Friday, 23 August 2019

Conversion of empty shop into homes splits villagers

PLANS to transform an empty shop in Wargrave into homes have divided opinion among villagers.

Gavin Frost already has planning permission to turn the space above the former Wargrave Antiques premises in High Street into a flat and this work is currently taking place.

Now he wants to convert the former shop area into residential use as well.

The business closed in 2016 when owner John Connell retired due to ill-health. His family wanted to convert the whole property into four flats as there was no interest in the shop as a business premises, despite the asking price being lowered.

Wokingham Borough Council refused permission on the grounds of loss of retail space and the “excessive” density and footprint of the development in the Wargrave conservation area.

Mr Frost’s latest application says the change of use would provide “good family accommodation in a village where there is a lack of affordable dwellings”. It adds: “It will provide much-needed accommodation in the area for people of all age groups and the use of the building as a residential unit will bring it back to life.”

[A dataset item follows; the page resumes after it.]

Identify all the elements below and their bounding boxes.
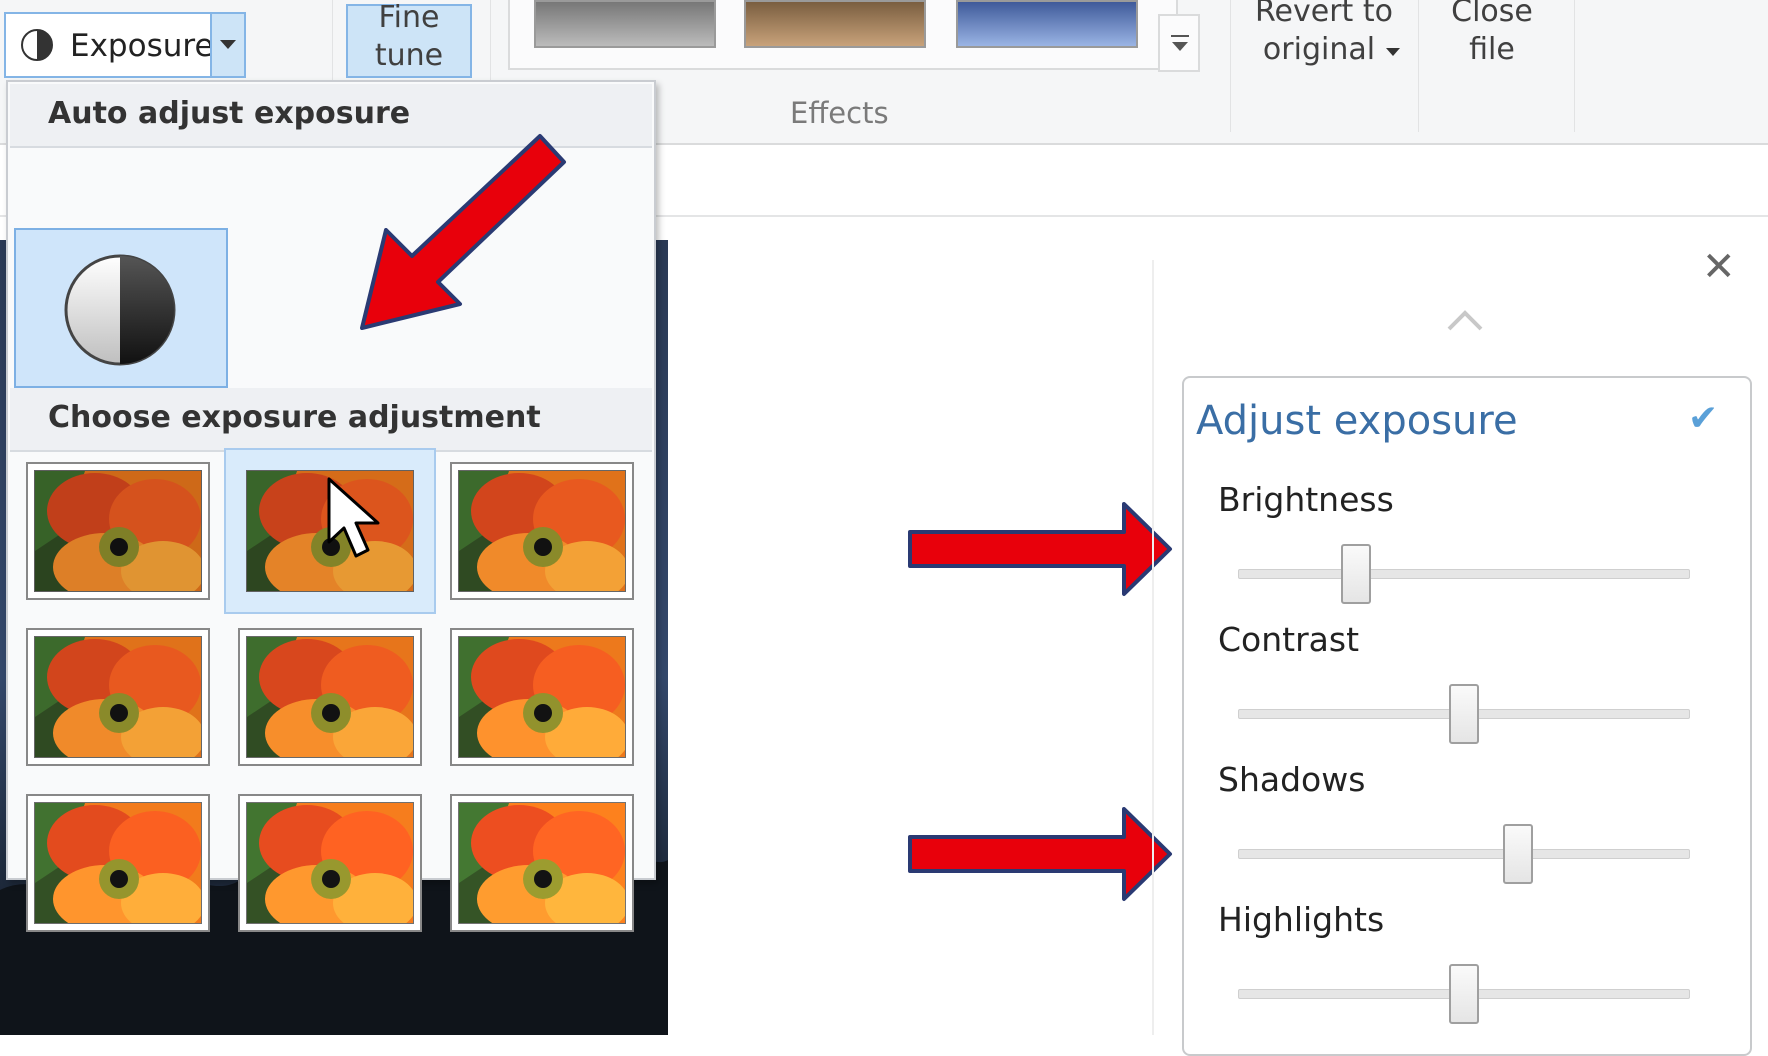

A three-week consultation on the proposed change of use prompted mixedresponses from residents.

Michael Porter, of Station Road, supported the application. He said: “It is futile to pretend that there is any demand for conventional shops on Wargrave high street due to lack of footfall and limited parking facilities.

“The reality of the situation should be accepted as it will greatly improve the appearance of what is becoming a very desolate looking area.”

But Corinne Cockrell, of Church Street, said: “The loss of retail premises within Wargrave has diminished the vibrancy of the village and reduced local employment. There are already extremely severe pressures on car parking locally and the addition of each extra residential unit will exacerbate this problem unacceptably, especially as most households now own more than one car.”

Michael Simpson, of Church Street, whose back garden backs on to the property, also objected.

He said: “Whether two or three units, this additional development is intensive and will further impact the weekend and evening parking issues in the High Street and Church Street area.

“There is already inadequate parking provision in the area and the council simply can’t keep allowing more and more developments when this issue has not been addressed. The loss of yet another residential space will further impact the look and feel of the conservation area. I also don’t believe there isn’t demand for the ground floor space for commercial use.”

Repeated efforts to lease the property have failed. National businesses, including Tesco, Starbucks and Timpson, have all turned down invitations to take it on.

A report by the council said: “Demand for a retail unit in Wargrave High Street is simply not there, as evidenced by the lack of serious lease offers received in nearly three years.

“The building has been promoted consistently via the most popular online marketing portals, via direct communication with local and national businesses and by word of mouth within the community.

“Concessions, including a rental value 19 per cent lower than the area average, short-term leases and the promise of a fully refurbished unit have still not generated any serious interest.

“Unless a change of use is granted, the building shall, sadly, remain derelict and detract from the historic beauty of Wargrave.”

The borough council will make the final decision.